Un acte héroïque de cette femme et une mort tragique, seulement pour sauver ses deux enfants. Ésaïe voyait aussi un Sauveur donnant sa vie pour l’humanité.

Jésus a voulu plus que de se faire l’un de nous, plus que de nous montrer son immense compassion pour nous en s’identifiant à nos souffrances.

Quel admirable et ineffable amour il a fallu, pour payer le prix de notre salut en exprimant cela par des contrastes et des paradoxes qui révèlent une grande vérité : « l’innocence est condamnée et le couple est absous ; la bénédiction est maudite, et celui qui était maudit est béni ; la vie meurt et le mort reçoit la vie ; la gloire est couverte de confusion, et celui qui était confus est couvert de gloire ! »

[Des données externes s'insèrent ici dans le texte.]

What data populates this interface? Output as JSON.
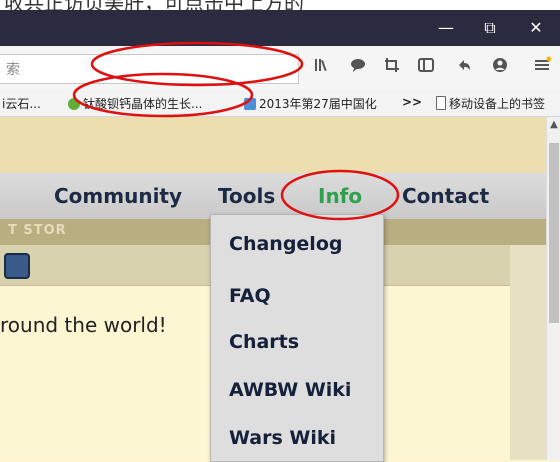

Christ est agneau (Jn 1.29) car il est pour lui-même innocent. Christ porte le péché, mais ce n’était pas sans souffrance. Il porte tout le fardeau du péché qui a détourné de Dieu l’humanité et lui coûte la vie.

Le Seigneur a détruit l’acte de condamnation qui faisait peser sur nous la malédiction de la loi. Il est mort pour expier nos péchés et nous délivrer de la malédiction qui était sur nous à cause d’eux. Il n’y a plus besoin d’autres sacrifices, le sien est parfait.

« Christ aussi a souffert une fois pour les péchés, lui juste pour les injustes afin de nous amener à Dieu » (1P 3.18). La croix de Jésus clôt définitivement la vie de péché. La mort est donc la seule porte de sortie du monde de condamnation.

Ésaïe, huit siècles avant le Christ, l’avait clairement prévu. Il savait pourquoi il devait venir et ce qu’il ferait. Jésus-Christ est venu comme une victime, sans faire de mal, ni de violence, ni de tort à personne.

« Christ est le commencement ; et la fin est Christ ». Il reviendra et il n’y aura plus de confusion, plus de troubles, plus de guerres, plus de souffrances, plus de maladies, plus d’injustices. Tout ce que Dieu a promis va s’accomplir.

« De même Christ, qui s’est offert une seule fois pour porter les péchés de beaucoup d’hommes, apparaîtra sans péché une seconde fois à ceux qui l’attendent pour leur salut » (Hb 9.28). C’est en tant qu’Agneau «comme immolé » (Ap.5.6) que Jésus-Christ ouvrira les sceaux du livre, le titre de propriété de ce qu’il a racheté. Sa première venue était nécessaire pour préparer la seconde.

Christ est non seulement devenu homme, mais tout en étant en forme de Dieu, il a pris la forme d’un serviteur (Ph. 2.7) Hendriksen explique : « le texte ne peut pas vouloir dire qu’il a échangé la forme de Dieu pour une forme de serviteur », comme cela est très avancé. Il a pris la forme d’un serviteur tout en retenant la forme de Dieu. C’est exactement ce qui rend notre salut possible et qui l’accomplit.

La croix nous présente un Dieu qui refuse le pouvoir et la puissance. Cette croix bouleverse toutes nos attentes et nous dit qu’il faut mourir pour vivre. « Nous avons été ensevelis avec lui dans la mort… Afin que nous marchions en nouveauté de vie » (Rm 6.4).

La croix est une dynamique de libération et de transformation pour notre vie.

Cet échange ineffable nous ouvre la porte de nos prisons, nous réconcilie avec Dieu le Père et nous donne la vie nouvelle.

C’est Dieu qui donne tout, même ce qu’il a de plus cher, par amour pour nous.

Prière : Tu t’es chargé de nos douleurs, Ô Christ, et Tu t’es brisé pour nos iniquités. Tu n’as pas seulement porté nos souffrances avec nous, mais à notre place. Tu n’as pas seulement été meurtri par suite de nos péchés, mais pour eux.

Honneur à toi, Agneau qui t’es fait immoler pour faire de nous des sacrificateurs au service éternel de notre Dieu ! Oui, le châtiment qui est tombé sur Toi nous donne la paix, et par Tes meurtrissures nous sommes guéris. Nous vivrons à jamais pour Toi.